I felt good and all washed clean of sin for the first time I had ever
felt so in my life, and I knowed I could pray now. But I didn't do it
straight off, but laid the paper down and set there thinking--thinking how
good it was all this happened so, and how near I come to being lost and
going to hell. And went on thinking. And got to thinking over our trip
down the river; and I see Jim before me all the time: in the day and in
the night-time, sometimes moonlight, sometimes storms, and we a-floating
along, talking and singing and laughing. But somehow I couldn't seem to
strike no places to harden me against him, but only the other kind. I'd
see him standing my watch on top of his'n, 'stead of calling me, so I
could go on sleeping; and see him how glad he was when I come back out of
the fog; and when I come to him again in the swamp, up there where the
feud was; and such-like times; and would always call me honey, and pet me
and do everything he could think of for me, and how good he always was;
and at last I struck the time I saved him by telling the men we had
small-pox aboard, and he was so grateful, and said I was the best friend
old Jim ever had in the world, and the ONLY one he's got now; and then I
happened to look around and see that paper.

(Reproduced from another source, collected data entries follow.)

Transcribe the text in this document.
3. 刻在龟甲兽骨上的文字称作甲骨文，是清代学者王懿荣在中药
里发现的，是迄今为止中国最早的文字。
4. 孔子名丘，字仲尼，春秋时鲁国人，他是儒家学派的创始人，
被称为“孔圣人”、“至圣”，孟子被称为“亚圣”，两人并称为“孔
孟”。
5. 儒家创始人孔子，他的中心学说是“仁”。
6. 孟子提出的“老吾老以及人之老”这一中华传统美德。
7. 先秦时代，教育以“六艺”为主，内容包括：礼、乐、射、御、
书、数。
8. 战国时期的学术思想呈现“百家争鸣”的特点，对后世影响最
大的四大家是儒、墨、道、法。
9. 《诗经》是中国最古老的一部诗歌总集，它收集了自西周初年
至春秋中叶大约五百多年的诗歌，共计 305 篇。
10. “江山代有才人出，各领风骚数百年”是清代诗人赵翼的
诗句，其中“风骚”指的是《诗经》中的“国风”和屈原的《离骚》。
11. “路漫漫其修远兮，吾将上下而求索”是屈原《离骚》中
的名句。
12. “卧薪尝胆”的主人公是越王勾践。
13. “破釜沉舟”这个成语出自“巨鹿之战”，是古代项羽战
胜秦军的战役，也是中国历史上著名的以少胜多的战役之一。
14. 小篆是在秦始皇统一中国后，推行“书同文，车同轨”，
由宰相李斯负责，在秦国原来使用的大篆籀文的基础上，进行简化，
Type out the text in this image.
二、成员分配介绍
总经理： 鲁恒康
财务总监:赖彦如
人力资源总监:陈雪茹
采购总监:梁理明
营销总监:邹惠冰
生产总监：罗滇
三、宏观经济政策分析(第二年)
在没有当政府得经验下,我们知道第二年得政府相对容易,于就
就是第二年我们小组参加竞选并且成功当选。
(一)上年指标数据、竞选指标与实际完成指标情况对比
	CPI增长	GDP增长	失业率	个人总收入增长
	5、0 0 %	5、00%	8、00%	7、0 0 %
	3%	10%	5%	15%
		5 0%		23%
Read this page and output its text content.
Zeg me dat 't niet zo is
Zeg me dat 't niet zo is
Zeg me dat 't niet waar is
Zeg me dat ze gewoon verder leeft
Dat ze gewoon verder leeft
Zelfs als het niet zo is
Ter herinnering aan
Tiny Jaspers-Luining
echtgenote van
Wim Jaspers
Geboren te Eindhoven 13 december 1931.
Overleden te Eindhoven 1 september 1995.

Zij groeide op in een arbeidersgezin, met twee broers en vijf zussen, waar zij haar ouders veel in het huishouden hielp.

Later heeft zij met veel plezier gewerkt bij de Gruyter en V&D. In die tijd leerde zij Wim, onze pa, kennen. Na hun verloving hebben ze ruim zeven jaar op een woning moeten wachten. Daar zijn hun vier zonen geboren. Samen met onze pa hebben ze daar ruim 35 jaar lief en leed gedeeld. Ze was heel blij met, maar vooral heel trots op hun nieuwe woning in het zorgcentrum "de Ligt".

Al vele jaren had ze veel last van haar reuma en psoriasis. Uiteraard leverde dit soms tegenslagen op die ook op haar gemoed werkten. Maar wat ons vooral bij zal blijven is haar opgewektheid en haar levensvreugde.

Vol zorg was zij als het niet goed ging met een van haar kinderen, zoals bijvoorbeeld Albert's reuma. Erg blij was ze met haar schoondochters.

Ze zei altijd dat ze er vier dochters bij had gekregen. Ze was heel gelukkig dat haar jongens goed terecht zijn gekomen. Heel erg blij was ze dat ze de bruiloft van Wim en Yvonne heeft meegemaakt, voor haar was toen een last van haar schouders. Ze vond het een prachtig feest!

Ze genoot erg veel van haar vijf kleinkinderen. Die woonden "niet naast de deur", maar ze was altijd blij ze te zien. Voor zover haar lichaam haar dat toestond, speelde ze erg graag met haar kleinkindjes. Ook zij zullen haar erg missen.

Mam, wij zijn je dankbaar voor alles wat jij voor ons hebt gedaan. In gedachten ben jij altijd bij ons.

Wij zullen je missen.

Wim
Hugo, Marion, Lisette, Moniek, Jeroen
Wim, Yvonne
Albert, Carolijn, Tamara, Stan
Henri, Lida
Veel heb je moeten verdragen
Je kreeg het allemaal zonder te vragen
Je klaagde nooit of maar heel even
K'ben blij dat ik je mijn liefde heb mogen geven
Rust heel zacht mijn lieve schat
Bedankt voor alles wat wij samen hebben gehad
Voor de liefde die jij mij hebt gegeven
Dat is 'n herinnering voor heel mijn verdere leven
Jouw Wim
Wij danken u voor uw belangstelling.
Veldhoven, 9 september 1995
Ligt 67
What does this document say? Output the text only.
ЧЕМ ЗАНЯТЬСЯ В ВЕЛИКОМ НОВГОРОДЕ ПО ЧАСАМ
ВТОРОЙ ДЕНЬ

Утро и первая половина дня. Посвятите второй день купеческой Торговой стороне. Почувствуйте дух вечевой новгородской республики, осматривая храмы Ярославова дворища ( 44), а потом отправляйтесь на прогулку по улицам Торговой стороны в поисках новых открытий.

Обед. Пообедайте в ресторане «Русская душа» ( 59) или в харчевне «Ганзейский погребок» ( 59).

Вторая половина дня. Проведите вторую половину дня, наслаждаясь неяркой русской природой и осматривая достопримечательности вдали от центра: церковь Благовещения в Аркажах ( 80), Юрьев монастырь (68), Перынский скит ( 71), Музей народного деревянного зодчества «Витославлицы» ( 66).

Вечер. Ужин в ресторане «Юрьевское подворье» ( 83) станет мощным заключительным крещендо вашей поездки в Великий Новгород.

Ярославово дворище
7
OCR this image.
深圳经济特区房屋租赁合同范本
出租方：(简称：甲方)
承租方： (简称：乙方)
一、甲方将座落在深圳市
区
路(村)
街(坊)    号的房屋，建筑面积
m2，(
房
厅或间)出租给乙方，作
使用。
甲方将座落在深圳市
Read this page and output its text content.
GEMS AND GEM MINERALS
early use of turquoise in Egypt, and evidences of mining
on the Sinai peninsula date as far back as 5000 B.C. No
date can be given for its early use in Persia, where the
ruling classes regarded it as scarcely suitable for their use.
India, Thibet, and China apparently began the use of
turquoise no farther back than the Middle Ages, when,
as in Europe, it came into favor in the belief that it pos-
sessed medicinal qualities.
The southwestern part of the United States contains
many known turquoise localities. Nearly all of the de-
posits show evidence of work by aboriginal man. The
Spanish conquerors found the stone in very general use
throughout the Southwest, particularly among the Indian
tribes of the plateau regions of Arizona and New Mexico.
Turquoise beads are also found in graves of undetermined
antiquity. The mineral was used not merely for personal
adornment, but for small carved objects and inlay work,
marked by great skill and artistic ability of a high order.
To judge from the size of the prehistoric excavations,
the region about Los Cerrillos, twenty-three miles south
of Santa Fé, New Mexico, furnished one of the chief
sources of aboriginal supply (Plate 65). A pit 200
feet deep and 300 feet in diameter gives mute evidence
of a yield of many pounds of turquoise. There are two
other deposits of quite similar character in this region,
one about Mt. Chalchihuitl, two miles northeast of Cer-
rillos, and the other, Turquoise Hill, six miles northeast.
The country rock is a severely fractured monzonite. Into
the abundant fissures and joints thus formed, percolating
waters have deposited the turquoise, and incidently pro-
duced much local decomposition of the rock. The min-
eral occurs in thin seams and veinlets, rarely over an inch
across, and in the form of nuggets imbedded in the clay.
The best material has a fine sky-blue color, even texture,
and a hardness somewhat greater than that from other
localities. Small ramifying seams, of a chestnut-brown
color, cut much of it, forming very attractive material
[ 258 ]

It was a close place. I took it up, and held it in my hand. I was
a-trembling, because I'd got to decide, forever, betwixt two things, and I
knowed it. I studied a minute, sort of holding my breath, and then says to
myself:
"All right, then, I'll GO to hell"--and tore it up.
It was awful thoughts and awful words, but they was said. And I let
them stay said; and never thought no more about reforming. I shoved the
whole thing out of my head, and said I would take up wickedness again,
which was in my line, being brung up to it, and the other warn't. And for
a starter I would go to work and steal Jim out of slavery again; and if I
could think up anything worse, I would do that, too; because as long as I
was in, and in for good, I might as well go the whole hog.